SNF calculates isotopic concentrations, radiation source terms, and decay heat of spent PWR and BWR fuel. Using the detailed, 3D power history from SIMULATE and isotopic inventories from CASMO, SNF provides the most accurate spent fuel analysis available.
SNF uses the detailed histories from CASMO and SIMULATE to accurately model any LWR fuel.
SNF includes enhanced mixed-oxide (MOX) modeling and the must current neutron yield data available.
Better Cask Utilization
SNF’s robust models and detailed fuel history data help prevent partially loaded storage casks.
Consistent Methods: More Accurate Analysis
SNF leverages the precise neutron spectra, detailed power histories, and the explicit nodal representation of fuel assemblies from CASMO and SIMULATE. These multi-dimensional methods provide a robust evaluation of isotopic concentrations, radiation source terms, photon spectra, and decay heat of spent nuclear fuel, ensuring accurate modeling of spent fuel.
Since SNF uses the isotopic concentrations and power history from standard core-tracking calculations, all that is needed to run SNF is a CASMO/SIMULATE core model. Any configuration of light water reactor fuel that can be modeled in CASMO may be analyzed with SNF. Core designers and reactor engineers can work in parallel to develop both the CASMO isotopic concentrations and the SIMULATE core follow data that is loaded into SNF.
SNF can be coupled to GARDEL, Studsvik’s on-line core monitoring software, to predict real-time decay heat results for the operating core and spent fuel pool and to assess the decay heat of fuel in the reactor after scram or during shutdown.
Enhanced Modeling: 3D Spent Nuclear Fuel Representation
SNF includes enhanced mixed-oxide (MOX) modeling, actinide data for decay times up to 100,000 years, and the most current neutron yield data.
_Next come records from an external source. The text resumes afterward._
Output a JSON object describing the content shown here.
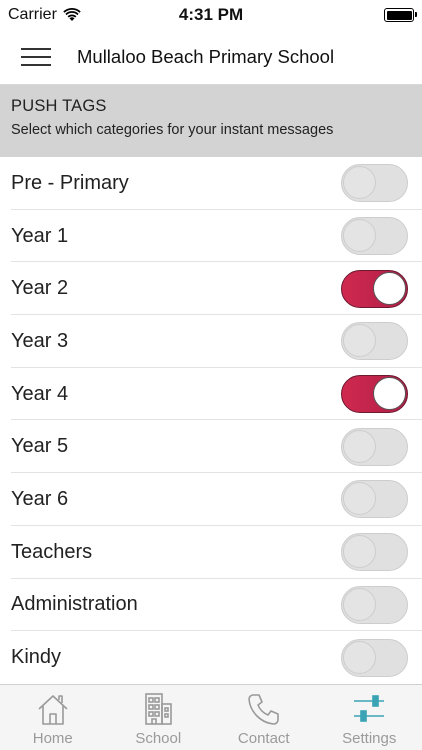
{
  "status_bar": {
    "carrier": "Carrier",
    "time": "4:31 PM"
  },
  "nav": {
    "title": "Mullaloo Beach Primary School"
  },
  "section": {
    "title": "PUSH TAGS",
    "subtitle": "Select which categories for your instant messages"
  },
  "tags": [
    {
      "label": "Pre - Primary",
      "on": false
    },
    {
      "label": "Year 1",
      "on": false
    },
    {
      "label": "Year 2",
      "on": true
    },
    {
      "label": "Year 3",
      "on": false
    },
    {
      "label": "Year 4",
      "on": true
    },
    {
      "label": "Year 5",
      "on": false
    },
    {
      "label": "Year 6",
      "on": false
    },
    {
      "label": "Teachers",
      "on": false
    },
    {
      "label": "Administration",
      "on": false
    },
    {
      "label": "Kindy",
      "on": false
    }
  ],
  "tab_bar": [
    {
      "label": "Home",
      "icon": "home-icon"
    },
    {
      "label": "School",
      "icon": "school-building-icon"
    },
    {
      "label": "Contact",
      "icon": "phone-icon"
    },
    {
      "label": "Settings",
      "icon": "sliders-icon"
    }
  ],
  "colors": {
    "accent": "#c42550",
    "tab_active_icon": "#3aa4b5",
    "header_bg": "#d3d3d3"
  }
}
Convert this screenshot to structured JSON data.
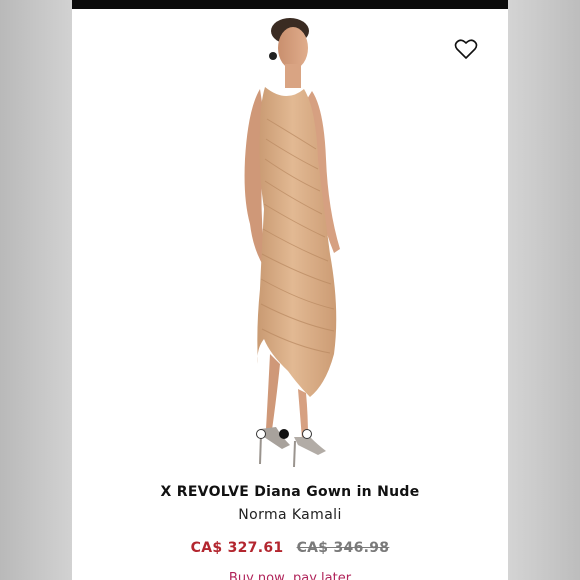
{
  "product": {
    "title": "X REVOLVE Diana Gown in Nude",
    "brand": "Norma Kamali",
    "price_sale": "CA$ 327.61",
    "price_original": "CA$ 346.98",
    "truncated_line": "Buy now, pay later"
  },
  "gallery": {
    "image_count": 3,
    "active_index": 1
  },
  "icons": {
    "favorite": "heart-outline-icon"
  },
  "colors": {
    "sale_price": "#b3262f",
    "dress": "#dcae84"
  }
}
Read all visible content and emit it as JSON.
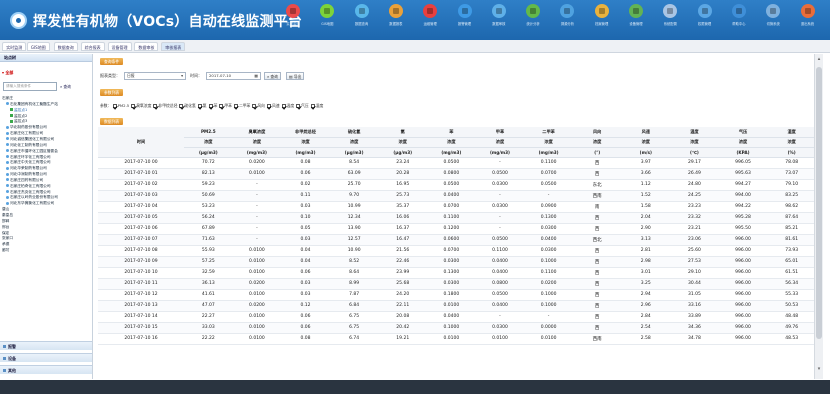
{
  "header": {
    "title": "挥发性有机物（VOCs）自动在线监测平台",
    "nav": [
      {
        "label": "实时监测",
        "color": "#e94b4b"
      },
      {
        "label": "GIS地图",
        "color": "#7dd33a"
      },
      {
        "label": "数据查询",
        "color": "#59b7ea"
      },
      {
        "label": "数据报表",
        "color": "#eaa13a"
      },
      {
        "label": "运维管理",
        "color": "#e84040"
      },
      {
        "label": "报警管理",
        "color": "#3e9ae5"
      },
      {
        "label": "数据审核",
        "color": "#5fb0e8"
      },
      {
        "label": "统计分析",
        "color": "#63b94a"
      },
      {
        "label": "溯源分析",
        "color": "#4fa2e0"
      },
      {
        "label": "档案管理",
        "color": "#e9b23e"
      },
      {
        "label": "设备管理",
        "color": "#62b354"
      },
      {
        "label": "系统配置",
        "color": "#a9c5e4"
      },
      {
        "label": "权限管理",
        "color": "#5ba7e4"
      },
      {
        "label": "帮助中心",
        "color": "#3f8fd8"
      },
      {
        "label": "切换系统",
        "color": "#7fb1de"
      },
      {
        "label": "退出系统",
        "color": "#e96d3a"
      }
    ]
  },
  "tabs": [
    "实时监测",
    "GIS地图",
    "数据查询",
    "综合报表",
    "设备管理",
    "数据审核",
    "审核报表"
  ],
  "sidebar": {
    "header": "站点树",
    "scope": "全部",
    "search_placeholder": "请输入搜索条件",
    "search_button": "查询",
    "tree": [
      {
        "label": "石家庄",
        "level": 0,
        "type": "folder"
      },
      {
        "label": "石化集团有机化工聚酯生产站",
        "level": 1,
        "type": "site"
      },
      {
        "label": "监控点1",
        "level": 2,
        "type": "point",
        "selected": true
      },
      {
        "label": "监控点2",
        "level": 2,
        "type": "point"
      },
      {
        "label": "监控点3",
        "level": 2,
        "type": "point"
      },
      {
        "label": "华北制药股份有限公司",
        "level": 1,
        "type": "site"
      },
      {
        "label": "石家庄化工有限公司",
        "level": 1,
        "type": "site"
      },
      {
        "label": "河北诚信集团化工有限公司",
        "level": 1,
        "type": "site"
      },
      {
        "label": "河北化工制药有限公司",
        "level": 1,
        "type": "site"
      },
      {
        "label": "石家庄市循环化工园区管委会",
        "level": 1,
        "type": "site"
      },
      {
        "label": "石家庄环宇化工有限公司",
        "level": 1,
        "type": "site"
      },
      {
        "label": "石家庄中天化工有限公司",
        "level": 1,
        "type": "site"
      },
      {
        "label": "河北华荣制药有限公司",
        "level": 1,
        "type": "site"
      },
      {
        "label": "河北中润制药有限公司",
        "level": 1,
        "type": "site"
      },
      {
        "label": "石家庄四药有限公司",
        "level": 1,
        "type": "site"
      },
      {
        "label": "石家庄柏奇化工有限公司",
        "level": 1,
        "type": "site"
      },
      {
        "label": "石家庄杰克化工有限公司",
        "level": 1,
        "type": "site"
      },
      {
        "label": "石家庄以岭药业股份有限公司",
        "level": 1,
        "type": "site"
      },
      {
        "label": "河北东华冀衡化工有限公司",
        "level": 1,
        "type": "site"
      },
      {
        "label": "唐山",
        "level": 0,
        "type": "folder"
      },
      {
        "label": "秦皇岛",
        "level": 0,
        "type": "folder"
      },
      {
        "label": "邯郸",
        "level": 0,
        "type": "folder"
      },
      {
        "label": "邢台",
        "level": 0,
        "type": "folder"
      },
      {
        "label": "保定",
        "level": 0,
        "type": "folder"
      },
      {
        "label": "张家口",
        "level": 0,
        "type": "folder"
      },
      {
        "label": "承德",
        "level": 0,
        "type": "folder"
      },
      {
        "label": "廊坊",
        "level": 0,
        "type": "folder"
      }
    ],
    "accordions": [
      "报警",
      "设备",
      "其他"
    ]
  },
  "query_panel": {
    "title": "查询条件",
    "type_label": "报表类型：",
    "type_value": "日报",
    "time_label": "时间：",
    "time_value": "2017-07-10",
    "query_button": "查询",
    "export_button": "导出"
  },
  "param_panel": {
    "title": "参数列表",
    "label": "参数：",
    "params": [
      "PM2.5",
      "臭氧浓度",
      "非甲烷总烃",
      "硫化氢",
      "氨",
      "苯",
      "甲苯",
      "二甲苯",
      "风向",
      "风速",
      "温度",
      "气压",
      "湿度"
    ]
  },
  "table_panel": {
    "title": "数据列表",
    "time_header": "时间",
    "columns": [
      {
        "name": "PM2.5",
        "sub": "浓度",
        "unit": "(μg/m3)"
      },
      {
        "name": "臭氧浓度",
        "sub": "浓度",
        "unit": "(mg/m3)"
      },
      {
        "name": "非甲烷总烃",
        "sub": "浓度",
        "unit": "(mg/m3)"
      },
      {
        "name": "硫化氢",
        "sub": "浓度",
        "unit": "(μg/m3)"
      },
      {
        "name": "氨",
        "sub": "浓度",
        "unit": "(μg/m3)"
      },
      {
        "name": "苯",
        "sub": "浓度",
        "unit": "(mg/m3)"
      },
      {
        "name": "甲苯",
        "sub": "浓度",
        "unit": "(mg/m3)"
      },
      {
        "name": "二甲苯",
        "sub": "浓度",
        "unit": "(mg/m3)"
      },
      {
        "name": "风向",
        "sub": "浓度",
        "unit": "(°)"
      },
      {
        "name": "风速",
        "sub": "浓度",
        "unit": "(m/s)"
      },
      {
        "name": "温度",
        "sub": "浓度",
        "unit": "(℃)"
      },
      {
        "name": "气压",
        "sub": "浓度",
        "unit": "(KPA)"
      },
      {
        "name": "湿度",
        "sub": "浓度",
        "unit": "(%)"
      }
    ],
    "rows": [
      [
        "2017-07-10 00",
        "70.72",
        "0.0200",
        "0.08",
        "8.54",
        "23.24",
        "0.0500",
        "-",
        "0.1100",
        "西",
        "3.97",
        "29.17",
        "996.05",
        "78.08"
      ],
      [
        "2017-07-10 01",
        "82.13",
        "0.0100",
        "0.06",
        "63.09",
        "20.28",
        "0.0800",
        "0.0500",
        "0.0700",
        "西",
        "3.66",
        "26.49",
        "995.63",
        "73.07"
      ],
      [
        "2017-07-10 02",
        "59.23",
        "-",
        "0.02",
        "25.70",
        "16.95",
        "0.0500",
        "0.0300",
        "0.0500",
        "东北",
        "1.12",
        "24.80",
        "994.27",
        "79.10"
      ],
      [
        "2017-07-10 03",
        "50.69",
        "-",
        "0.11",
        "9.70",
        "25.73",
        "0.0400",
        "-",
        "-",
        "西南",
        "1.52",
        "24.25",
        "994.00",
        "83.25"
      ],
      [
        "2017-07-10 04",
        "53.23",
        "-",
        "0.03",
        "10.99",
        "35.37",
        "0.0700",
        "0.0300",
        "0.0900",
        "南",
        "1.58",
        "23.23",
        "994.22",
        "98.62"
      ],
      [
        "2017-07-10 05",
        "56.24",
        "-",
        "0.10",
        "12.34",
        "16.06",
        "0.1100",
        "-",
        "0.1300",
        "西",
        "2.04",
        "23.32",
        "995.28",
        "87.64"
      ],
      [
        "2017-07-10 06",
        "67.89",
        "-",
        "0.05",
        "13.90",
        "16.37",
        "0.1200",
        "-",
        "0.0300",
        "西",
        "2.90",
        "23.21",
        "995.50",
        "85.21"
      ],
      [
        "2017-07-10 07",
        "71.63",
        "-",
        "0.03",
        "12.57",
        "16.47",
        "0.0600",
        "0.0500",
        "0.0400",
        "西北",
        "3.13",
        "23.06",
        "996.00",
        "81.61"
      ],
      [
        "2017-07-10 08",
        "55.93",
        "0.0100",
        "0.04",
        "10.90",
        "21.56",
        "0.0700",
        "0.1100",
        "0.0300",
        "西",
        "2.81",
        "25.60",
        "996.00",
        "73.93"
      ],
      [
        "2017-07-10 09",
        "57.25",
        "0.0100",
        "0.04",
        "8.52",
        "22.46",
        "0.0300",
        "0.0400",
        "0.1000",
        "西",
        "2.98",
        "27.53",
        "996.00",
        "65.01"
      ],
      [
        "2017-07-10 10",
        "32.59",
        "0.0100",
        "0.06",
        "8.64",
        "23.99",
        "0.1300",
        "0.0400",
        "0.1100",
        "西",
        "3.01",
        "29.10",
        "996.00",
        "61.51"
      ],
      [
        "2017-07-10 11",
        "36.13",
        "0.0200",
        "0.03",
        "8.99",
        "25.68",
        "0.0300",
        "0.0800",
        "0.0200",
        "西",
        "3.25",
        "30.44",
        "996.00",
        "56.34"
      ],
      [
        "2017-07-10 12",
        "41.61",
        "0.0100",
        "0.03",
        "7.87",
        "24.20",
        "0.1800",
        "0.0500",
        "0.1000",
        "西",
        "2.94",
        "31.05",
        "996.00",
        "55.33"
      ],
      [
        "2017-07-10 13",
        "47.07",
        "0.0200",
        "0.12",
        "6.84",
        "22.11",
        "0.0100",
        "0.0400",
        "0.1000",
        "西",
        "2.96",
        "33.16",
        "996.00",
        "50.53"
      ],
      [
        "2017-07-10 14",
        "22.27",
        "0.0100",
        "0.06",
        "6.75",
        "20.08",
        "0.0400",
        "-",
        "-",
        "西",
        "2.84",
        "33.89",
        "996.00",
        "48.48"
      ],
      [
        "2017-07-10 15",
        "33.03",
        "0.0100",
        "0.06",
        "6.75",
        "20.42",
        "0.1000",
        "0.0300",
        "0.0000",
        "西",
        "2.54",
        "34.36",
        "996.00",
        "49.76"
      ],
      [
        "2017-07-10 16",
        "22.22",
        "0.0100",
        "0.08",
        "6.74",
        "19.21",
        "0.0100",
        "0.0100",
        "0.0100",
        "西南",
        "2.58",
        "34.78",
        "996.00",
        "48.53"
      ]
    ]
  }
}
Coupled with Studsvik’s industry-leading fuel management methods, SNF is the most reliable spent fuel analysis tool available.
SNF has been validated against both international measurements and existing reference codes, such as ORIGEN-S.
Source term validation has been performed against measured neutron emission rates of isotopes such as Cm-242, Cm-244, and Cm-246.
SNF also performed extremely well in comparisons with fuel assembly decay heat measurements of a large number of BWR and PWR spent fuel assemblies at the CLAB storage facility.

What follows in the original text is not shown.